When I went down the batteries were at 11.7 and I mentioned needing to charge sometime soon. What we didn’t know but I was nervous about as there are only two AGM’s onboard is that there are not seperate service and start batteries so when you are on 1 on the battery switch you are draining both batteries. Bad news for us when I woke up 2 hours later to hear the engine trying to start. The voltage was down to 9.7.We pulled out the tools and turns out there is no way of hand cranking the engine, we tried flicking the compression switches but nothing worked. So that was the end of electronics, lights etc. We turned everything off and pulled out the battery powered nav lights which we strapped to the stern and bow – good thing we had just bought those from Svends. Then it was handheld GPS and flashlights to look at the windex – oh what fun!! So when the sun came up everyone had got away it wasn’t safe to stay short tacking the shore without depth and an engine so we had to stay further out where it turned out there was a lot less wind (we found this out after talking to people who finished) – White Dove got in before 10am which was when we were pulling into Santa Cruz.
The owner Wayne woke me apparently Chris, Wayne and Rob were all chicken about coming down to Ãsk’ me about retiring. They made the decision to retire and then Chris and Rob told Wayne he had to come tell me! I told him it was his decision – he is the client if it was Rob or Chris I would have told them Perrin’s don’t retire and to stop being a weanie – but I don’t know Wayne well enough yet.

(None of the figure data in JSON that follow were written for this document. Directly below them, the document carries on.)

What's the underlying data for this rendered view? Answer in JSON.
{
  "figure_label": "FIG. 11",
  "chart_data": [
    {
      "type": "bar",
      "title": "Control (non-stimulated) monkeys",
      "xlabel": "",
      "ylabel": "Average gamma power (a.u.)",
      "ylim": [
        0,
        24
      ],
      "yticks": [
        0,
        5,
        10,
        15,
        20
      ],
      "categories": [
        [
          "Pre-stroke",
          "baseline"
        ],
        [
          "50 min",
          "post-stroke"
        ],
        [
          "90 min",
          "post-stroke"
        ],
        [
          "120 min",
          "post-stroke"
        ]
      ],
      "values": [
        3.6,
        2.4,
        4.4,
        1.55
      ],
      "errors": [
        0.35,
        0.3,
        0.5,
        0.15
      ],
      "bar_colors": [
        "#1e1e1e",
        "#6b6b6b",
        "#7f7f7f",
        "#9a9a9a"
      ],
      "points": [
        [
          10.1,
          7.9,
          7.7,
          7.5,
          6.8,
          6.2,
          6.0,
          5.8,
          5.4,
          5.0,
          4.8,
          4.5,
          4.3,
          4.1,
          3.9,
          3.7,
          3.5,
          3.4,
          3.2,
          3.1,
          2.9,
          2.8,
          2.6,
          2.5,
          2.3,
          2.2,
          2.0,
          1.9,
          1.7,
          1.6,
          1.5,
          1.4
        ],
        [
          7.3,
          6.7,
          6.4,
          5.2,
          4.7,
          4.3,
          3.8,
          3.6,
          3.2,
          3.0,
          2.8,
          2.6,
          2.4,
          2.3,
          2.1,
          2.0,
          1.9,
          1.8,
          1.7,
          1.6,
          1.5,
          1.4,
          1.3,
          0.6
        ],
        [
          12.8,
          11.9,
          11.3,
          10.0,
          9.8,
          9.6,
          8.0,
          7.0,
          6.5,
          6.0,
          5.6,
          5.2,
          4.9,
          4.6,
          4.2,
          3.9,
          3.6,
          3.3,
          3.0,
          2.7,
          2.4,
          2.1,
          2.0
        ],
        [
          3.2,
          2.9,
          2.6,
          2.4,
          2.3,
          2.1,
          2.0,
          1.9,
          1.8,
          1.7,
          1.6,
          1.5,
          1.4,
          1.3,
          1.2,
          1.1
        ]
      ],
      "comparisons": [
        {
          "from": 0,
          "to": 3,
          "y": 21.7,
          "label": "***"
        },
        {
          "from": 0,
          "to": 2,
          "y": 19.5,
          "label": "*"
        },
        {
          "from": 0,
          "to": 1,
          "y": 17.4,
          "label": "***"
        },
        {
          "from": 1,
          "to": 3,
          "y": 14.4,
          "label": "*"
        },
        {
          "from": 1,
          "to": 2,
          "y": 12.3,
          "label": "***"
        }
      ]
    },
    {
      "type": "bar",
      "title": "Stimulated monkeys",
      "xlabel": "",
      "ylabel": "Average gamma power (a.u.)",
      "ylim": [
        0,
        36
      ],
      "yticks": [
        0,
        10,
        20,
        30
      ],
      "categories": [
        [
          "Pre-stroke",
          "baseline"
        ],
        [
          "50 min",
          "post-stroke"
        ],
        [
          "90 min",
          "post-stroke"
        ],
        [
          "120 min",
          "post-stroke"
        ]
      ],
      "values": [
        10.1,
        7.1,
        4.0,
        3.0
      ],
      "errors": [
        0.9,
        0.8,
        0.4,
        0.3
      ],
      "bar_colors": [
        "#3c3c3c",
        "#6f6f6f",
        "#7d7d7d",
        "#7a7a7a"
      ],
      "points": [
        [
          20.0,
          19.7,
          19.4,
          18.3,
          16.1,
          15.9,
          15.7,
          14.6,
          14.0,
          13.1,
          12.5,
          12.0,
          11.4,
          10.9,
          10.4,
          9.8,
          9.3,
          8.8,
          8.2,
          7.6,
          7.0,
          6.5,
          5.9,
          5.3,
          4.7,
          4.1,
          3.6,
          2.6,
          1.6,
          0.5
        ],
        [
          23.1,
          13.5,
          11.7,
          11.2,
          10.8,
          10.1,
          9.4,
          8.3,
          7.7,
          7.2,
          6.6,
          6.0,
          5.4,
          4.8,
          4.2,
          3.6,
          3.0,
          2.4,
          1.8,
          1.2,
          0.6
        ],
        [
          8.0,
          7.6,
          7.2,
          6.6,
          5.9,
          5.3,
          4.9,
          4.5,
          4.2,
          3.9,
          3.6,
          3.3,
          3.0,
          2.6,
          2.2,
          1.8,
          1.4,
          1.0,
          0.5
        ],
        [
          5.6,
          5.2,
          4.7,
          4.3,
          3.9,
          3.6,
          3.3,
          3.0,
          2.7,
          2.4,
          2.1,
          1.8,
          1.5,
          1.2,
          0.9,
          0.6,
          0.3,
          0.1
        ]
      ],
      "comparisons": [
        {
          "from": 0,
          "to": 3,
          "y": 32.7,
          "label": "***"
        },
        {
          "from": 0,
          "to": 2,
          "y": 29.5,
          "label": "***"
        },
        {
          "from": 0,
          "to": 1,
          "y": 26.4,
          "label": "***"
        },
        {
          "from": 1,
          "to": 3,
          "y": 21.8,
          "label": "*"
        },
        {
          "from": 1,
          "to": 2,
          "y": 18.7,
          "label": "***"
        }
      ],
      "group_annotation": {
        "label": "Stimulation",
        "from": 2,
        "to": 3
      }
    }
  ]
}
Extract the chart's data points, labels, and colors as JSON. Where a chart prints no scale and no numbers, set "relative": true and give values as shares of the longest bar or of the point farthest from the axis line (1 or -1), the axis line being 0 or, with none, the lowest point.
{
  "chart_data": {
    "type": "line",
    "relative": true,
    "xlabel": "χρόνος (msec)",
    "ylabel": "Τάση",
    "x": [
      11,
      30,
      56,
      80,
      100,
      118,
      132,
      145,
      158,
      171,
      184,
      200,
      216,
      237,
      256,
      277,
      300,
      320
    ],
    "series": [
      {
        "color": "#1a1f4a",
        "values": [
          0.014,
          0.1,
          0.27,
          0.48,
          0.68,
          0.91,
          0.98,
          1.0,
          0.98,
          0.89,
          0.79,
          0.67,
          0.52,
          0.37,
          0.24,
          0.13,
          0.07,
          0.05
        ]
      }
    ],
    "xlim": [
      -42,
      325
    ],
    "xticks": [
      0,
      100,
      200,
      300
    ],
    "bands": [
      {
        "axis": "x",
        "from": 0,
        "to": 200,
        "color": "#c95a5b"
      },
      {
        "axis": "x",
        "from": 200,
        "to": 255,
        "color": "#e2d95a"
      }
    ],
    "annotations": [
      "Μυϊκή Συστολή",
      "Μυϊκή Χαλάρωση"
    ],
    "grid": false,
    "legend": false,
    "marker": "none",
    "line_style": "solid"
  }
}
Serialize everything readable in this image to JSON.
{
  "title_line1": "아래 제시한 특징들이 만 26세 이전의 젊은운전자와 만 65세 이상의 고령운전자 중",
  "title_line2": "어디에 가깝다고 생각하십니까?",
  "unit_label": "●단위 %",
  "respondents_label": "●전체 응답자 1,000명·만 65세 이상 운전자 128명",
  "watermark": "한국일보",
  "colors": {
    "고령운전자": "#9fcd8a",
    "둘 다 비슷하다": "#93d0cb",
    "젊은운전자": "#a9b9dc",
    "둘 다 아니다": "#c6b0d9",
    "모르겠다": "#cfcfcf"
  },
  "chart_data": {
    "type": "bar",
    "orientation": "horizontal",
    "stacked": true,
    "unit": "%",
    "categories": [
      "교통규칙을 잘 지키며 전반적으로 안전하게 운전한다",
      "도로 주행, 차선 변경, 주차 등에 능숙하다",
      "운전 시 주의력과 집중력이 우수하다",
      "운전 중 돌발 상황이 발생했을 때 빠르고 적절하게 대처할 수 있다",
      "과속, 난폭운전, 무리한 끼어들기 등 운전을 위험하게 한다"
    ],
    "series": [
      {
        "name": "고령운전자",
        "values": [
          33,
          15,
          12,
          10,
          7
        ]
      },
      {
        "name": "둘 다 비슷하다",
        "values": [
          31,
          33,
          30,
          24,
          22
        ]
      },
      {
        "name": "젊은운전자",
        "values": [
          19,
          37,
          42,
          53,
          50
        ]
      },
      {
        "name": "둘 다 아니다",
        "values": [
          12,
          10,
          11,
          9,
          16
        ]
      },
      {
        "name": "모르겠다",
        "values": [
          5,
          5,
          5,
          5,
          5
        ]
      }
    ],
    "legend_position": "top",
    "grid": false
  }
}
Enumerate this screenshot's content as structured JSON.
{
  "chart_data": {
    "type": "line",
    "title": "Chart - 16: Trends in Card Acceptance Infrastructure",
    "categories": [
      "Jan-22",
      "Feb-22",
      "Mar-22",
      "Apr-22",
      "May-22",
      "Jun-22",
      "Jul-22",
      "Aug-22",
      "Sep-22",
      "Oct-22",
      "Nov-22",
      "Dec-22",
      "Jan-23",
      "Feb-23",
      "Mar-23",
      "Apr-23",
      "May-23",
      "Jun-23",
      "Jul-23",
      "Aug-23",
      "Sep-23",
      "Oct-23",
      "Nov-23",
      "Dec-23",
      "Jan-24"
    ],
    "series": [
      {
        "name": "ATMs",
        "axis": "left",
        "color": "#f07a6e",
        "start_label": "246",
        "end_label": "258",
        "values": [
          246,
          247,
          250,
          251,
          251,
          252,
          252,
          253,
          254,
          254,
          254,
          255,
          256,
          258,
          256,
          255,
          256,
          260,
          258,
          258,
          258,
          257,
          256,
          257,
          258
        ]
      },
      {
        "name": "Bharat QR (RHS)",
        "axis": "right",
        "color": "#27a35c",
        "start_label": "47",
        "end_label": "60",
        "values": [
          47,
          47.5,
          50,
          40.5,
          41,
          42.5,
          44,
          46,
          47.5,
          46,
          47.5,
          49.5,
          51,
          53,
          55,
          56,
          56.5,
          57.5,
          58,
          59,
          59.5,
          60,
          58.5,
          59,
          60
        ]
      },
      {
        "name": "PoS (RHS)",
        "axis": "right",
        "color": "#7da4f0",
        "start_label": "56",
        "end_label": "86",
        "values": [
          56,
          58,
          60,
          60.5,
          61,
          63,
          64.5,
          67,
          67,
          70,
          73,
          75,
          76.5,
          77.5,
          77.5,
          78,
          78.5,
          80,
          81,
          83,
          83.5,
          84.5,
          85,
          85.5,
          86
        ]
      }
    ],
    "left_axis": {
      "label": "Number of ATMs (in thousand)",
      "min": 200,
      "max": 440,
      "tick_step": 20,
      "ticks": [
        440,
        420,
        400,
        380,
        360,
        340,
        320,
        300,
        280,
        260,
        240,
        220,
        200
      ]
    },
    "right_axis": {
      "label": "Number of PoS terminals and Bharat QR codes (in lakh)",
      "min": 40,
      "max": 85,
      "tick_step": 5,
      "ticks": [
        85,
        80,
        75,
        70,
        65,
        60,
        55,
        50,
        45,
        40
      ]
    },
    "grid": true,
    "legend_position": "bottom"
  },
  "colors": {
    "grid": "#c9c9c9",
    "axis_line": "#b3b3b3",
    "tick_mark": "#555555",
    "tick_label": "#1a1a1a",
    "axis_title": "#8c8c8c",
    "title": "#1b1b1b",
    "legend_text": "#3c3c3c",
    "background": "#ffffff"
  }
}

We decided to give the engine another go flipping the compression switches, pouring fresh boiling water over the batteries to warm them up etc. No good and we gave up not wanting to fry the starting motor. So we sailed into the fuel dock at Santa Cruz mis judging the momentum and falling a boat length short of the dock going sideways towards shore away from the dock. Quickly we unfurled the jib and backwinded it spun in the turning area and set ourselves up for a better landing. Quick boat clean up, plug the batteries in to charge, breakfast at Aldo’s, fill up the boat and delivery jerry’s with diesal, hook up the autopilot and we pushed Rob and Wayne off the dock to deliver up to Half Moon bay tonight and finish it off tomorrow. Meanwhile I drove home with Chris’s wife Julie (and the rest of the crew)who stayed the night in a hotel room in Monterey on her own waiting for us. You had to be there to think this is funny but it took 3 of us from the crew to get Gus’s boots off at my house and required the use of a screw driver – I will leave that to your imagination.
We learnt more about the boat and the job list got longer – batteries being on the top and the wiring of them.
Back home and now off to work tomorrow reinforcing stanchions on a J105.
Thanks to UK Sails for rush building us a bullet proof spinnaker which unfortunately we didn’t get to use.
Hope you have a good memorial day weekend!